Back to the U.S., the Russell 2000 index is considered the benchmark for small-cap stocks, meaning the smallest 1,000 companies in the broad Russell 3000 index. Small cap stocks are more domestically focused than their larger cap brethren and also more geared towards the peaks and valleys of the business cycle. As opposed to the S&P 500, the largest sector representations in the Russell 2000 are financials, consumer discretionary and industrials, all of which have a pro-cyclical bent. Robust gains in this index would therefore be a promising gauge for optimism regarding the U.S. economy. Also, given the more volatile nature of small-cap stocks, an increase in investor appetite for these shares may serve as validation for gains in the broader market. Then again, it may simply be a case of the Fed forcing investors into any source of yield. Ever the pessimist. Whatever the reason, the Russell 2000 has posted a nearly 18% gain since November. We shall see if investors remain bullish on small caps once 2013 economic data begins to roll in. Of special import will be shifts in consumption in light of the payroll tax hit most of the country is presently getting walloped with. At present the Federal Reserve projects GDP growth to fall within the 2.3% to 3% range. Analogous to a souped-up hot rod, it ain’t.
Speaking of Red Flags
It would be frivolous to draw any conclusions with the still young Q4 2012 earnings season. Standard & Poors currently estimates Q4 earnings to come in at $25.18. Should that occur, it would be a 6.1% year-on-year gain. A sputtering figure like GDP, but at least it’s better than Q3’s 5.1% YOY dip. For full-year 2012, the earnings expectation is $98.85, a laughable 2% gain over 2011. Optimists can take heart in the fact that 2013 estimates call for $112.49 per share, or a 14% YOY gain. Yet another word of caution…and as seen below….that estimate has been trimmed 4% over the past six months.
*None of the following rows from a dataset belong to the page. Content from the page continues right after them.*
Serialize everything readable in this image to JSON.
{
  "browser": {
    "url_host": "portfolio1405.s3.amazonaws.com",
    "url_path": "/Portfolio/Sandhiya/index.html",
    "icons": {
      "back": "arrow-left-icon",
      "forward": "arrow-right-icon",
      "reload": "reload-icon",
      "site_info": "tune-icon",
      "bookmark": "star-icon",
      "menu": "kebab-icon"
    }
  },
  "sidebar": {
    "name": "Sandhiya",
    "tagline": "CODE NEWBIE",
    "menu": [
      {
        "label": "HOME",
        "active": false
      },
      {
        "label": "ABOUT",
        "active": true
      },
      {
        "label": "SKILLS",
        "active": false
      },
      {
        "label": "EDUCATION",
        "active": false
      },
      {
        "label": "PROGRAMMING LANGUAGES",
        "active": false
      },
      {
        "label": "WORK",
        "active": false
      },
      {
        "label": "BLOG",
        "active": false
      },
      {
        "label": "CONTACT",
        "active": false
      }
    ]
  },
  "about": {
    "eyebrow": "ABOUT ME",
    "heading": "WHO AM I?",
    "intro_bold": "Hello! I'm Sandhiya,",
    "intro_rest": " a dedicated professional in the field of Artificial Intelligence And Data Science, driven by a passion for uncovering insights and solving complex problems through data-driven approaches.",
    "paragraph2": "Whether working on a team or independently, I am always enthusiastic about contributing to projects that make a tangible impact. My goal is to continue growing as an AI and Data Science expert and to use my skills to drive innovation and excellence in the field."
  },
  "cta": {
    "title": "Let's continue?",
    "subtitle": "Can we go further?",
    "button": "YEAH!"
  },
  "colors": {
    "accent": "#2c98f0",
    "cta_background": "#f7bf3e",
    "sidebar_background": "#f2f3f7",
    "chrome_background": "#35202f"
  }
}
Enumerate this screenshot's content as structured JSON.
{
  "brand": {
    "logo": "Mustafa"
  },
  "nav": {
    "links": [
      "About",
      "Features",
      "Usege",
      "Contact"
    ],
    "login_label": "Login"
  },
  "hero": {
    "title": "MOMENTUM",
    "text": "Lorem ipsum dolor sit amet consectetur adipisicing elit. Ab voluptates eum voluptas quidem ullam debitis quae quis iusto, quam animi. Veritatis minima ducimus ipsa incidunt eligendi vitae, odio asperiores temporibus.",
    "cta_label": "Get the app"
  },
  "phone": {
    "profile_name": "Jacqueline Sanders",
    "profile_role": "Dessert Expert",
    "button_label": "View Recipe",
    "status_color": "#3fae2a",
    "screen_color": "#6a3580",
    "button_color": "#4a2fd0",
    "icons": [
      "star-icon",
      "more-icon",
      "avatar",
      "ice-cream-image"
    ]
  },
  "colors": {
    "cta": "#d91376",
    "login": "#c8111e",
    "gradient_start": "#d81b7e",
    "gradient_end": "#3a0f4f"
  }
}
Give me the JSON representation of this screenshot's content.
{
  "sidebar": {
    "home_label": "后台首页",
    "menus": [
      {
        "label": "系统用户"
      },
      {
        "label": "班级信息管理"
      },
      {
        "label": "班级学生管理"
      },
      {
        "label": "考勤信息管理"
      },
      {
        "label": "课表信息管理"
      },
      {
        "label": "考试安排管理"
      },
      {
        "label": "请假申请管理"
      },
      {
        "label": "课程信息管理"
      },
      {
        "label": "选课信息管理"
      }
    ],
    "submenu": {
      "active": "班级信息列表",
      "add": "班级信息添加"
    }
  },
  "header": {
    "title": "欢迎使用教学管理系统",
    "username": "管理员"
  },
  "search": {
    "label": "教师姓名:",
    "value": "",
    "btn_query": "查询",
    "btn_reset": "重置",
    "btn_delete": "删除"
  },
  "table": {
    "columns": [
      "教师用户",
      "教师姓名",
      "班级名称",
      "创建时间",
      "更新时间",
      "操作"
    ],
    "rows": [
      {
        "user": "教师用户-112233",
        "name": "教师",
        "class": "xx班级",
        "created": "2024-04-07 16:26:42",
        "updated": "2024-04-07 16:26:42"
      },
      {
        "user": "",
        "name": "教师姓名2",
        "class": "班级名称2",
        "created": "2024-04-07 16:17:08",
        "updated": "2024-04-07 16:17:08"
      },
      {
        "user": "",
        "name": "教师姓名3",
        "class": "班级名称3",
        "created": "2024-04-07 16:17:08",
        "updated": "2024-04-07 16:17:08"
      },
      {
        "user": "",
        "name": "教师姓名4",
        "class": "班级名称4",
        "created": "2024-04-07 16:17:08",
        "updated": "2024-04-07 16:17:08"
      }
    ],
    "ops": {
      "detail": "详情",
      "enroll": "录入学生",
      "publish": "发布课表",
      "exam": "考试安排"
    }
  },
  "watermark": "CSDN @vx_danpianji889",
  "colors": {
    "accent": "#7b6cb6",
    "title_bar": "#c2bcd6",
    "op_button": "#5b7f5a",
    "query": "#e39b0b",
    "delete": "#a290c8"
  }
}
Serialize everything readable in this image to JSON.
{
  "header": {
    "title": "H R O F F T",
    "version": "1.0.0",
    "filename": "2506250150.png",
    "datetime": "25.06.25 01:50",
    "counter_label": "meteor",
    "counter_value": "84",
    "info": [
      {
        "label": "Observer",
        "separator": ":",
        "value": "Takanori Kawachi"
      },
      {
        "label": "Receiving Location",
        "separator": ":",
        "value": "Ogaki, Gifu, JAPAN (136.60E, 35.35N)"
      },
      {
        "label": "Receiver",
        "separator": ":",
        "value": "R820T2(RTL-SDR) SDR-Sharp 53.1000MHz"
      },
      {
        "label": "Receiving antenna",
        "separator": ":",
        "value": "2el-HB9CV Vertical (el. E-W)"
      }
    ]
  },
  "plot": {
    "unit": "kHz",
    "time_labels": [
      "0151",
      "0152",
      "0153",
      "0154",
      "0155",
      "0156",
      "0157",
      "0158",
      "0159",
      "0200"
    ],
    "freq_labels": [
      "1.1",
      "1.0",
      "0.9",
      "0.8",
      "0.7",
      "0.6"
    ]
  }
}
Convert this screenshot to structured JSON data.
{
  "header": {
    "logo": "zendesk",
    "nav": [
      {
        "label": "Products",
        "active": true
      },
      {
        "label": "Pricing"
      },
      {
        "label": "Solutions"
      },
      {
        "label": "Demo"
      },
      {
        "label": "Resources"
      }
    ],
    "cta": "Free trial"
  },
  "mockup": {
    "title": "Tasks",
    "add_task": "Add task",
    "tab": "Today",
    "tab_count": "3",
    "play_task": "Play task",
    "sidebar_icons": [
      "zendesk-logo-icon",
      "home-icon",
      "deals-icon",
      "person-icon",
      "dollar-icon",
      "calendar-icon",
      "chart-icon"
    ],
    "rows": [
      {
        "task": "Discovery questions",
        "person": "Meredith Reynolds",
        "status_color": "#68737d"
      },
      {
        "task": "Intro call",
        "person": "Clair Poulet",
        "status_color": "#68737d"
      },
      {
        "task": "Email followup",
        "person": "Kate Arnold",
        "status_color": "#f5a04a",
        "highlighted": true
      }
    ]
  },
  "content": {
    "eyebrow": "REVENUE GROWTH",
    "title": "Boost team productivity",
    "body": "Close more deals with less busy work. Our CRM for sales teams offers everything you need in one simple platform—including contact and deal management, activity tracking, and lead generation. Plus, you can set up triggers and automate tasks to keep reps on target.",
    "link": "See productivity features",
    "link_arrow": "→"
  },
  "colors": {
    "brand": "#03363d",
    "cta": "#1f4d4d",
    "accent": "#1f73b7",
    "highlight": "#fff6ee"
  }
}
Q4 2012 and Q1 2013 forecasts have taken similar haircuts.
So despite solid performance from key forward-looking segments of the stock market, future gains…and an accompanying boost to the economy…are no sure thing. The post-recession surge in pent-up demand never occurred and the current trajectory is so fragile that the Fed is willing to mortgage $3 trillion (i.e. our children’s future) in an effort to ensure it won’t slip into another recession, or worse, a deflationary spiral. Should the global economy (ex.U.S…..and obviously Europe) improve, large cap stocks may continue their nice ride. Small caps and domestically-focused sectors may not be so lucky. The coming string of macro data…employment, manufacturing and consumer confidence to name a few…will show whether the market has indeed presciently forecast better times ahead or has simply risen on misplaced investor optimism and Fed-induced distortions.